Since 1840, Zuppe has been working as a conductor and theater composer in Vienna, Pressburg (now Bratislava), Odenburg (now Sopron, Hungary), Baden (near Vienna). He writes countless music for various performances, but from time to time he turns to major musical and theatrical forms. So, in 1847, his opera The Girl in the Village appears, in 1858 – The Third Paragraph. Two years later, Zuppe made his debut as an operetta composer with the one-act operetta The Boarding House. So far, this is only a test of the pen, like the Queen of Spades (1862), which follows it. But the third one-act operetta Ten Brides and Not a Groom (1862) brought the composer fame in Europe. The next operetta, The Merry Schoolchildren (1863), is based entirely on Viennese student songs and thus is a kind of manifesto for the Viennese operetta school. Then there are the operettas La Belle Galatea (1865), Light Cavalry (1866), Fatinica (1876), Boccaccio (1879), Dona Juanita (1880), Gascon (1881), Hearty friend” (1882), “Sailors in the homeland” (1885), “Handsome man” (1887), “Pursuit of happiness” (1888).

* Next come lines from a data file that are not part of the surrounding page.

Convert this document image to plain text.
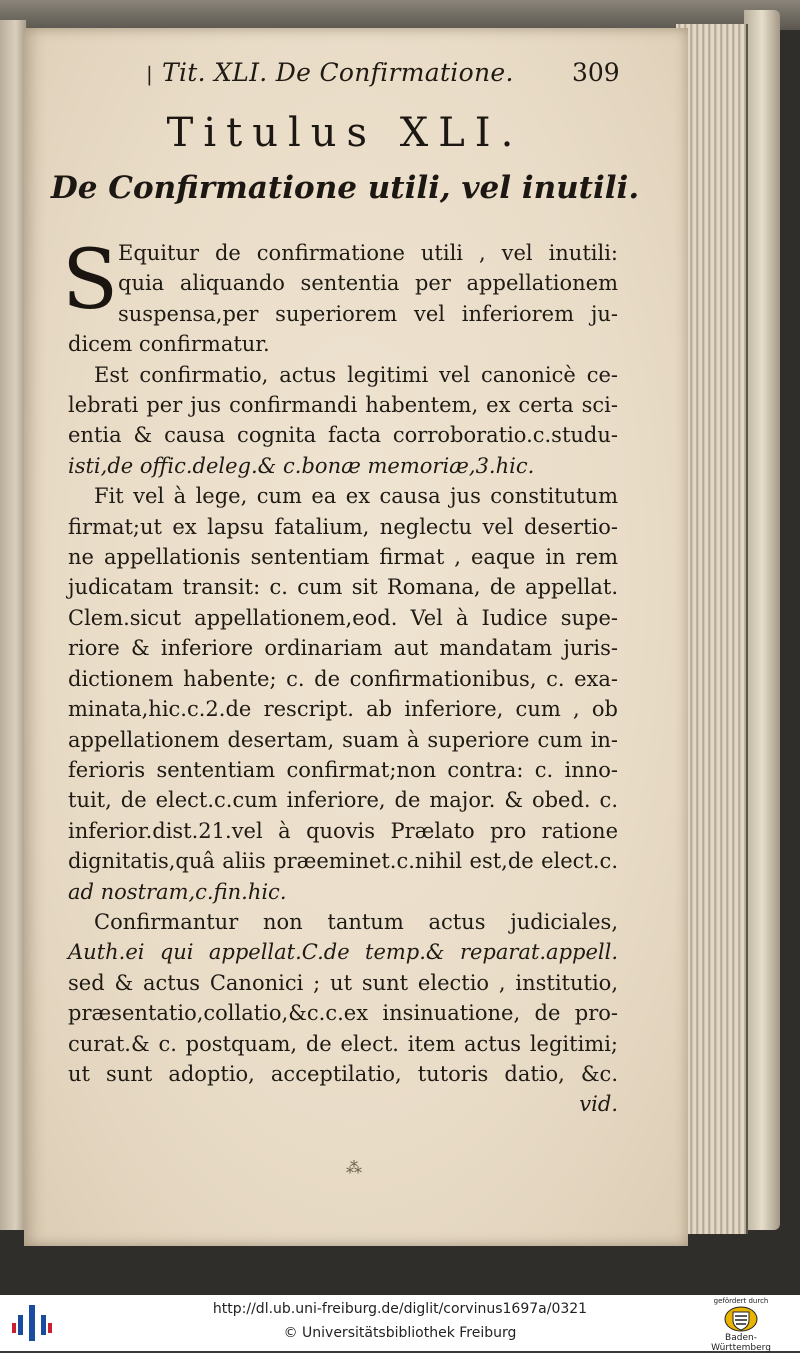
| Tit. XLI. De Confirmatione. 309
Titulus XLI.
De Confirmatione utili, vel inutili.
S Equitur de confirmatione utili , vel inutili:
quia aliquando sententia per appellationem
suspensa,per superiorem vel inferiorem ju-
dicem confirmatur.
Est confirmatio, actus legitimi vel canonicè ce-
lebrati per jus confirmandi habentem, ex certa sci-
entia & causa cognita facta corroboratio.c.studu-
isti,de offic.deleg.& c.bonæ memoriæ,3.hic.
Fit vel à lege, cum ea ex causa jus constitutum
firmat;ut ex lapsu fatalium, neglectu vel desertio-
ne appellationis sententiam firmat , eaque in rem
judicatam transit: c. cum sit Romana, de appellat.
Clem.sicut appellationem,eod. Vel à Iudice supe-
riore & inferiore ordinariam aut mandatam juris-
dictionem habente; c. de confirmationibus, c. exa-
minata,hic.c.2.de rescript. ab inferiore, cum , ob
appellationem desertam, suam à superiore cum in-
ferioris sententiam confirmat;non contra: c. inno-
tuit, de elect.c.cum inferiore, de major. & obed. c.
inferior.dist.21.vel à quovis Prælato pro ratione
dignitatis,quâ aliis præeminet.c.nihil est,de elect.c.
ad nostram,c.fin.hic.
Confirmantur non tantum actus judiciales,
Auth.ei qui appellat.C.de temp.& reparat.appell.
sed & actus Canonici ; ut sunt electio , institutio,
præsentatio,collatio,&c.c.ex insinuatione, de pro-
curat.& c. postquam, de elect. item actus legitimi;
ut sunt adoptio, acceptilatio, tutoris datio, &c.
vid.
⁂
http://dl.ub.uni-freiburg.de/diglit/corvinus1697a/0321
© Universitätsbibliothek Freiburg
gefördert durch
Baden-Württemberg
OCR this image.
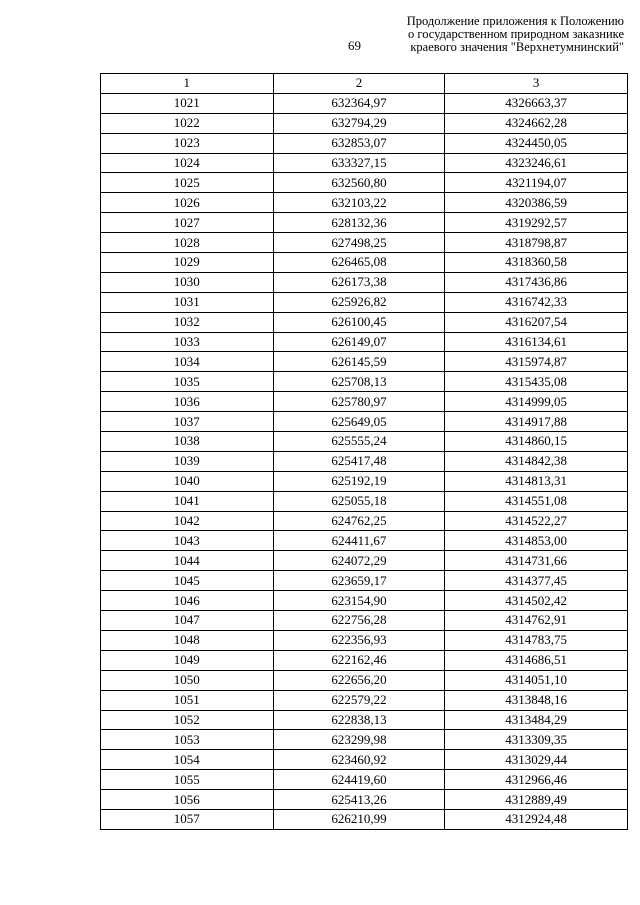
Продолжение приложения к Положению
о государственном природном заказнике
краевого значения "Верхнетумнинский"
69
1	2	3
1021	632364,97	4326663,37
1022	632794,29	4324662,28
1023	632853,07	4324450,05
1024	633327,15	4323246,61
1025	632560,80	4321194,07
1026	632103,22	4320386,59
1027	628132,36	4319292,57
1028	627498,25	4318798,87
1029	626465,08	4318360,58
1030	626173,38	4317436,86
1031	625926,82	4316742,33
1032	626100,45	4316207,54
1033	626149,07	4316134,61
1034	626145,59	4315974,87
1035	625708,13	4315435,08
1036	625780,97	4314999,05
1037	625649,05	4314917,88
1038	625555,24	4314860,15
1039	625417,48	4314842,38
1040	625192,19	4314813,31
1041	625055,18	4314551,08
1042	624762,25	4314522,27
1043	624411,67	4314853,00
1044	624072,29	4314731,66
1045	623659,17	4314377,45
1046	623154,90	4314502,42
1047	622756,28	4314762,91
1048	622356,93	4314783,75
1049	622162,46	4314686,51
1050	622656,20	4314051,10
1051	622579,22	4313848,16
1052	622838,13	4313484,29
1053	623299,98	4313309,35
1054	623460,92	4313029,44
1055	624419,60	4312966,46
1056	625413,26	4312889,49
1057	626210,99	4312924,48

The best of Zuppe’s works, created over the course of one five years, are Fatinica, Boccaccio and Doña Juanita. Although the composer always worked thoughtfully, carefully, in the future he could no longer rise to the level of these three of his operettas.

Working as a conductor almost until the last days of his life, Suppe wrote almost no music in his declining years. He died on May 21, 1895 in Vienna.

Among his works are thirty-one operettas, a Mass, a Requiem, several cantatas, a symphony, overtures, quartets, romances and choirs.